Its easy to just think "Oh dear how terrible" but when you see it written down by someone who has been involved in it all somehow it becomes so much more real. I am so glad things are getting better for everyone.

LittleBrownDog said...

Wow - that journey was a real odyssey! So glad to hear it had a happy ending for you, but must have been nailbiting whilst it was going on. Brilliantly written, by the way - I felt as though I was there.

I know the roads you talk about well - we're not far from the Gloucestershire border - and feel so lucky to have escaped the worst of it.

WesterWitch/Headmistress said...

Oh dear was on the edge of my seat reading this - what a worrying time for you and everyone affected by the flooding. As Blossom says reading your blog does rather bring the current disasters home . .

bradan said...

Golly, that made quite scary reading! Glad J. got home safely at last.

P.S. I love your fireplace, can imagine you curling up beside it!

CAMILLA said...

So glad that your husband got home safely Woozle, I can just imagine how worried you were. We were quite lucky here in North Norfolk, much rain, but no floods. I believe it is the worst of the weather since 1760. Does Milla live near you Woozle? I know that she has been experiencing the floods also. Love your 3 Muskateers by the way.


The Country Craft Angel said...

I would have been beside myself too.

It is awful that rain can cause so much destruction and misery for people.
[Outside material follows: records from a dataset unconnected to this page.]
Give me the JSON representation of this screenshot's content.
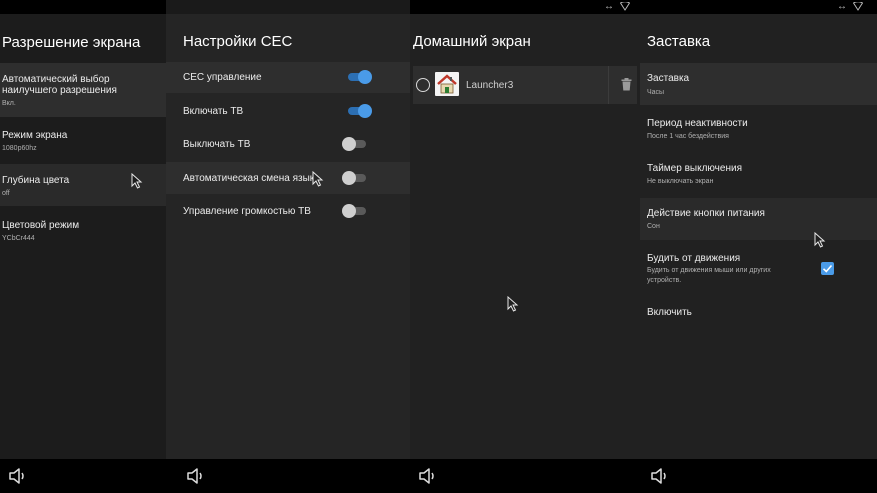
{
  "panels": {
    "resolution": {
      "title": "Разрешение экрана",
      "items": [
        {
          "title_line1": "Автоматический выбор",
          "title_line2": "наилучшего разрешения",
          "subtitle": "Вкл."
        },
        {
          "title": "Режим экрана",
          "subtitle": "1080p60hz"
        },
        {
          "title": "Глубина цвета",
          "subtitle": "off"
        },
        {
          "title": "Цветовой режим",
          "subtitle": "YCbCr444"
        }
      ]
    },
    "cec": {
      "title": "Настройки CEC",
      "items": [
        {
          "title": "CEC управление",
          "state": "on"
        },
        {
          "title": "Включать ТВ",
          "state": "on"
        },
        {
          "title": "Выключать ТВ",
          "state": "off"
        },
        {
          "title": "Автоматическая смена языка",
          "state": "off"
        },
        {
          "title": "Управление громкостью ТВ",
          "state": "off"
        }
      ]
    },
    "home": {
      "title": "Домашний экран",
      "launcher": {
        "name": "Launcher3"
      }
    },
    "screensaver": {
      "title": "Заставка",
      "items": [
        {
          "title": "Заставка",
          "subtitle": "Часы"
        },
        {
          "title": "Период неактивности",
          "subtitle": "После 1 час бездействия"
        },
        {
          "title": "Таймер выключения",
          "subtitle": "Не выключать экран"
        },
        {
          "title": "Действие кнопки питания",
          "subtitle": "Сон"
        },
        {
          "title": "Будить от движения",
          "subtitle_line1": "Будить от движения мыши или других",
          "subtitle_line2": "устройств.",
          "checked": true
        },
        {
          "title": "Включить"
        }
      ]
    }
  },
  "status": {
    "icons": [
      "arrows-icon",
      "wifi-icon"
    ]
  },
  "colors": {
    "accent": "#4a9be8",
    "background": "#212121",
    "selected_row": "#2e2e2e"
  }
}
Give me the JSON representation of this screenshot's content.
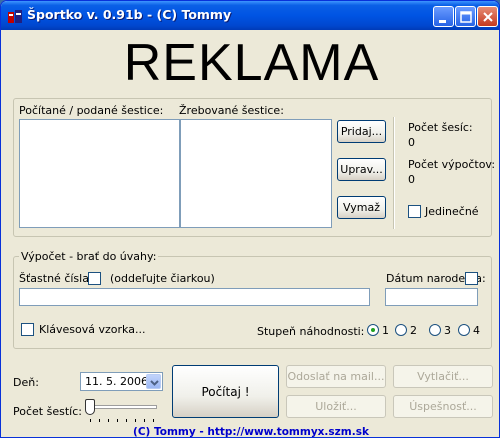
{
  "window": {
    "title": "Športko v. 0.91b - (C) Tommy"
  },
  "banner": {
    "text": "REKLAMA"
  },
  "lists": {
    "counted_label": "Počítané / podané šestice:",
    "drawn_label": "Žrebované šestice:"
  },
  "list_buttons": {
    "add": "Pridaj...",
    "edit": "Uprav...",
    "delete": "Vymaž"
  },
  "stats": {
    "count_sixes_label": "Počet šesíc:",
    "count_sixes_value": "0",
    "count_calc_label": "Počet výpočtov:",
    "count_calc_value": "0",
    "unique_label": "Jedinečné"
  },
  "calc_group": {
    "title": "Výpočet - brať do úvahy:",
    "lucky_label": "Šťastné čísla:",
    "lucky_hint": "(oddeľujte čiarkou)",
    "lucky_value": "",
    "birth_label": "Dátum narodenia:",
    "birth_value": "",
    "keyboard_label": "Klávesová vzorka...",
    "randomness_label": "Stupeň náhodnosti:",
    "randomness_options": [
      "1",
      "2",
      "3",
      "4"
    ],
    "randomness_selected": "1"
  },
  "bottom": {
    "day_label": "Deň:",
    "date_value": "11. 5. 2006",
    "count_label": "Počet šestíc:",
    "count_value": 0,
    "compute_button": "Počítaj !",
    "send_mail_button": "Odoslať na mail...",
    "print_button": "Vytlačiť...",
    "save_button": "Uložiť...",
    "success_button": "Úspešnosť..."
  },
  "footer": {
    "link_text": "(C) Tommy - http://www.tommyx.szm.sk"
  },
  "colors": {
    "titlebar": "#0054e3",
    "window_bg": "#ece9d8",
    "link": "#0000cc"
  }
}
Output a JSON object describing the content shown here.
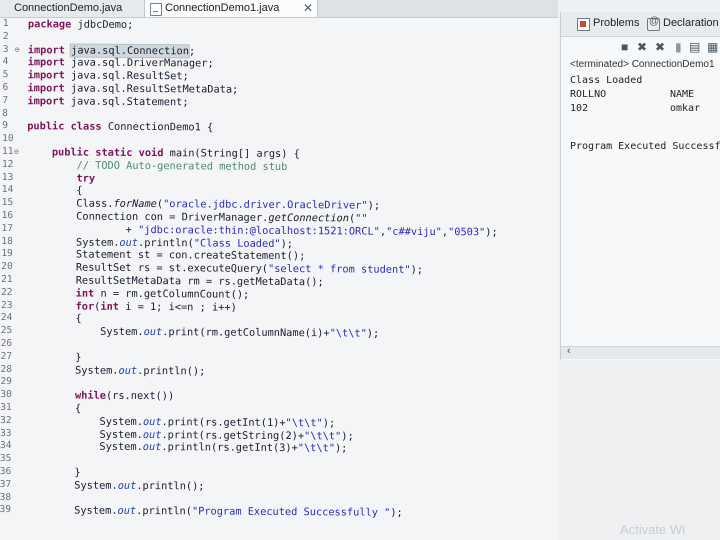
{
  "editor": {
    "tabs": [
      {
        "label": "ConnectionDemo.java"
      },
      {
        "label": "ConnectionDemo1.java"
      }
    ],
    "close_glyph": "✕",
    "lines": [
      {
        "n": "1",
        "code": [
          {
            "t": "package",
            "c": "kw"
          },
          {
            "t": " jdbcDemo;"
          }
        ]
      },
      {
        "n": "2",
        "code": []
      },
      {
        "n": "3",
        "fold": "⊖",
        "code": [
          {
            "t": "import",
            "c": "kw"
          },
          {
            "t": " "
          },
          {
            "t": "java.sql.Connection",
            "c": "sel"
          },
          {
            "t": ";"
          }
        ]
      },
      {
        "n": "4",
        "code": [
          {
            "t": "import",
            "c": "kw"
          },
          {
            "t": " java.sql.DriverManager;"
          }
        ]
      },
      {
        "n": "5",
        "code": [
          {
            "t": "import",
            "c": "kw"
          },
          {
            "t": " java.sql.ResultSet;"
          }
        ]
      },
      {
        "n": "6",
        "code": [
          {
            "t": "import",
            "c": "kw"
          },
          {
            "t": " java.sql.ResultSetMetaData;"
          }
        ]
      },
      {
        "n": "7",
        "code": [
          {
            "t": "import",
            "c": "kw"
          },
          {
            "t": " java.sql.Statement;"
          }
        ]
      },
      {
        "n": "8",
        "code": []
      },
      {
        "n": "9",
        "code": [
          {
            "t": "public class",
            "c": "kw"
          },
          {
            "t": " ConnectionDemo1 {"
          }
        ]
      },
      {
        "n": "10",
        "code": []
      },
      {
        "n": "11",
        "fold": "⊖",
        "code": [
          {
            "t": "    "
          },
          {
            "t": "public static void",
            "c": "kw"
          },
          {
            "t": " main(String[] args) {"
          }
        ]
      },
      {
        "n": "12",
        "code": [
          {
            "t": "        "
          },
          {
            "t": "// TODO Auto-generated method stub",
            "c": "cm"
          }
        ]
      },
      {
        "n": "13",
        "code": [
          {
            "t": "        "
          },
          {
            "t": "try",
            "c": "kw"
          }
        ]
      },
      {
        "n": "14",
        "code": [
          {
            "t": "        {"
          }
        ]
      },
      {
        "n": "15",
        "code": [
          {
            "t": "        Class."
          },
          {
            "t": "forName",
            "c": "it"
          },
          {
            "t": "("
          },
          {
            "t": "\"oracle.jdbc.driver.OracleDriver\"",
            "c": "str"
          },
          {
            "t": ");"
          }
        ]
      },
      {
        "n": "16",
        "code": [
          {
            "t": "        Connection con = DriverManager."
          },
          {
            "t": "getConnection",
            "c": "it"
          },
          {
            "t": "("
          },
          {
            "t": "\"\"",
            "c": "str"
          }
        ]
      },
      {
        "n": "17",
        "code": [
          {
            "t": "                + "
          },
          {
            "t": "\"jdbc:oracle:thin:@localhost:1521:ORCL\"",
            "c": "str"
          },
          {
            "t": ","
          },
          {
            "t": "\"c##viju\"",
            "c": "str"
          },
          {
            "t": ","
          },
          {
            "t": "\"0503\"",
            "c": "str"
          },
          {
            "t": ");"
          }
        ]
      },
      {
        "n": "18",
        "code": [
          {
            "t": "        System."
          },
          {
            "t": "out",
            "c": "fld"
          },
          {
            "t": ".println("
          },
          {
            "t": "\"Class Loaded\"",
            "c": "str"
          },
          {
            "t": ");"
          }
        ]
      },
      {
        "n": "19",
        "code": [
          {
            "t": "        Statement st = con.createStatement();"
          }
        ]
      },
      {
        "n": "20",
        "code": [
          {
            "t": "        ResultSet rs = st.executeQuery("
          },
          {
            "t": "\"select * from student\"",
            "c": "str"
          },
          {
            "t": ");"
          }
        ]
      },
      {
        "n": "21",
        "code": [
          {
            "t": "        ResultSetMetaData rm = rs.getMetaData();"
          }
        ]
      },
      {
        "n": "22",
        "code": [
          {
            "t": "        "
          },
          {
            "t": "int",
            "c": "kw"
          },
          {
            "t": " n = rm.getColumnCount();"
          }
        ]
      },
      {
        "n": "23",
        "code": [
          {
            "t": "        "
          },
          {
            "t": "for",
            "c": "kw"
          },
          {
            "t": "("
          },
          {
            "t": "int",
            "c": "kw"
          },
          {
            "t": " i = 1; i<=n ; i++)"
          }
        ]
      },
      {
        "n": "24",
        "code": [
          {
            "t": "        {"
          }
        ]
      },
      {
        "n": "25",
        "code": [
          {
            "t": "            System."
          },
          {
            "t": "out",
            "c": "fld"
          },
          {
            "t": ".print(rm.getColumnName(i)+"
          },
          {
            "t": "\"\\t\\t\"",
            "c": "str"
          },
          {
            "t": ");"
          }
        ]
      },
      {
        "n": "26",
        "code": []
      },
      {
        "n": "27",
        "code": [
          {
            "t": "        }"
          }
        ]
      },
      {
        "n": "28",
        "code": [
          {
            "t": "        System."
          },
          {
            "t": "out",
            "c": "fld"
          },
          {
            "t": ".println();"
          }
        ]
      },
      {
        "n": "29",
        "code": []
      },
      {
        "n": "30",
        "code": [
          {
            "t": "        "
          },
          {
            "t": "while",
            "c": "kw"
          },
          {
            "t": "(rs.next())"
          }
        ]
      },
      {
        "n": "31",
        "code": [
          {
            "t": "        {"
          }
        ]
      },
      {
        "n": "32",
        "code": [
          {
            "t": "            System."
          },
          {
            "t": "out",
            "c": "fld"
          },
          {
            "t": ".print(rs.getInt(1)+"
          },
          {
            "t": "\"\\t\\t\"",
            "c": "str"
          },
          {
            "t": ");"
          }
        ]
      },
      {
        "n": "33",
        "code": [
          {
            "t": "            System."
          },
          {
            "t": "out",
            "c": "fld"
          },
          {
            "t": ".print(rs.getString(2)+"
          },
          {
            "t": "\"\\t\\t\"",
            "c": "str"
          },
          {
            "t": ");"
          }
        ]
      },
      {
        "n": "34",
        "code": [
          {
            "t": "            System."
          },
          {
            "t": "out",
            "c": "fld"
          },
          {
            "t": ".println(rs.getInt(3)+"
          },
          {
            "t": "\"\\t\\t\"",
            "c": "str"
          },
          {
            "t": ");"
          }
        ]
      },
      {
        "n": "35",
        "code": []
      },
      {
        "n": "36",
        "code": [
          {
            "t": "        }"
          }
        ]
      },
      {
        "n": "37",
        "code": [
          {
            "t": "        System."
          },
          {
            "t": "out",
            "c": "fld"
          },
          {
            "t": ".println();"
          }
        ]
      },
      {
        "n": "38",
        "code": []
      },
      {
        "n": "39",
        "code": [
          {
            "t": "        System."
          },
          {
            "t": "out",
            "c": "fld"
          },
          {
            "t": ".println("
          },
          {
            "t": "\"Program Executed Successfully \"",
            "c": "str"
          },
          {
            "t": ");"
          }
        ]
      }
    ]
  },
  "panel": {
    "tabs": {
      "problems": "Problems",
      "declaration": "Declaration"
    },
    "toolbar_icons": [
      "terminate-icon",
      "remove-launch-icon",
      "remove-all-icon",
      "scroll-lock-icon",
      "pin-console-icon",
      "clear-console-icon"
    ],
    "console": {
      "status": "<terminated> ConnectionDemo1",
      "output": [
        [
          "Class Loaded"
        ],
        [
          "ROLLNO",
          "NAME"
        ],
        [
          "102",
          "omkar"
        ],
        [],
        [
          "Program Executed Successfully"
        ]
      ]
    }
  },
  "watermark": "Activate Wi"
}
Great to see you blogging and already looking forward to seeing you in the autumn once kids gone back to school!!

warmest wishes

Grouse said...

Lovely to meet you on Wed......left a note in the common room to warn everyone just how grim you are in real life!!!!!!!!!!!!!!!!!!!!!!!!!!
Do let me know if you are coming back up...we can usually find space for people.
Did you get the Harry Potter finished?
Love Grouse xxx

Pondside said...

What a terrible time that must have been. I saw the flooding on the news and felt so sorry for all those affected. So glad that your Jimmy made it home!

Poetess said...

Hi found your blog

What a dreadful night you put in. and such a terrible disaster to face.


@themill said...

Late agin Woozle, but that sounds so terrifying. We have been very fortunate here in the North and isn't it strange how the late summer we are enjoying now makes a mockery of two months ago?